Significant interaction between BMD (femoral neck and proximal femur areas) and WC on glucose metabolism was observed in the adjusted models. Subjects with increased WC presented a positive association between BMD and log HOMA1-IR while an inverse association was found in those with normal WC (femoral neck R2 = 0.17, p = 0.036; proximal femur R2 = 0.16, p = 0.086). BMD was negatively associated with log HOMA2-S in individuals with increased WC and positively in those with normal WC (femoral neck R2 = 0.16, p = 0.042; proximal femur R2 = 0.15, p = 0.097). No significant associations between BMD, log HOMA2-β and OC and glucose metabolism markers were observed.
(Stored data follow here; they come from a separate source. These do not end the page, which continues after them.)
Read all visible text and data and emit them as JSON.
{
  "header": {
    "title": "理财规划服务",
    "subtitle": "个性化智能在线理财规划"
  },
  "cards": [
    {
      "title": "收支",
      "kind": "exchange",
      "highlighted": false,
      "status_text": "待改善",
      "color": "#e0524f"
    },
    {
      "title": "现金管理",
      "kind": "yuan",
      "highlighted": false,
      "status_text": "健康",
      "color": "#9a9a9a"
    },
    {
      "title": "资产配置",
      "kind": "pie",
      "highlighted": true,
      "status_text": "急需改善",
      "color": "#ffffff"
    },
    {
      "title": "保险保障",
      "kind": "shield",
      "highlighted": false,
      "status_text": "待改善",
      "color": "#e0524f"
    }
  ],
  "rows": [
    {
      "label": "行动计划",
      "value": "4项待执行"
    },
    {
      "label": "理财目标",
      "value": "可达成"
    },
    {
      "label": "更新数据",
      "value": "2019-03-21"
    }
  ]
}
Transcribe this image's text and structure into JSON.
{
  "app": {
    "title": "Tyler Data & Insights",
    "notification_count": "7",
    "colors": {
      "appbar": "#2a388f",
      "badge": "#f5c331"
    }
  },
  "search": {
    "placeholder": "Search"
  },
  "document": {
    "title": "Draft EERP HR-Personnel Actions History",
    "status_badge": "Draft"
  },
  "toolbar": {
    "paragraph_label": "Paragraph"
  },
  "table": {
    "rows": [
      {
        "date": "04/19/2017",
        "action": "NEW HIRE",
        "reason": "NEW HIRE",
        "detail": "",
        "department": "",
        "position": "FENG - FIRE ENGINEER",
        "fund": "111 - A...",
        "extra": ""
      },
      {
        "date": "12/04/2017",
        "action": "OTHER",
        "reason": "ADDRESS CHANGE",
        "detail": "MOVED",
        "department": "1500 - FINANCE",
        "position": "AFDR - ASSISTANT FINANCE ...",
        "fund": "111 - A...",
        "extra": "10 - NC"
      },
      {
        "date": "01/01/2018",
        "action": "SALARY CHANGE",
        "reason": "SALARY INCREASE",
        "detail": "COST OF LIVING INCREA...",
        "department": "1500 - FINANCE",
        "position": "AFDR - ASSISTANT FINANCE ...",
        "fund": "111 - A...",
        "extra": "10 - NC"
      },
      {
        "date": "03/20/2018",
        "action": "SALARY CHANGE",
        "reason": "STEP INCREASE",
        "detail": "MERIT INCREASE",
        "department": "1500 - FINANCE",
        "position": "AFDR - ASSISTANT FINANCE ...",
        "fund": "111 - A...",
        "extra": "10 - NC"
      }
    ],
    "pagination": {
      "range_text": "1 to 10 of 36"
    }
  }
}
BMD was associated with glucose metabolism, independently of OC, and WC modifies this association.
骨标志物在胰岛素抵抗(IR)中的作用仍存在争议。本研究的目的是评估骨密度(BMD)与糖代谢之间的关联,并调查通过腰围(WC)评估的内脏型肥胖是否是这种关联的效应修饰因素。
对巴西里贝朗普雷图1978/79年前瞻性出生队列第四次随访中的468名年轻成年人进行横断面分析。评估了骨密度、总骨钙素(OC)、空腹血糖和胰岛素浓度。通过稳态模型评估(HOMA)指数估计胰岛素抵抗、敏感性(S)和分泌(β)。构建多元线性回归模型以估计骨密度与糖代谢之间的关联。提供了β系数、R²和p值。将腰围作为效应修饰因素进行检验,将骨钙素作为混杂因素。根据直接无环图选择协变量。
在调整模型中观察到骨密度(股骨颈和股骨近端区域)与腰围在糖代谢方面存在显著交互作用。腰围增加的受试者中,骨密度与对数HOMA1-IR呈正相关,而腰围正常的受试者中则呈负相关(股骨颈R² = 0.17,p = 0.036;股骨近端R² = 0.16,p = 0.086)。腰围增加的个体中,骨密度与对数HOMA2-S呈负相关,腰围正常的个体中则呈正相关(股骨颈R² = 0.16,p = 0.042;股骨近端R² = 0.15,p = 0.097)。未观察到骨密度、对数HOMA2-β和骨钙素与糖代谢标志物之间存在显著关联。
骨密度与糖代谢相关,独立于骨钙素,且腰围可改变这种关联。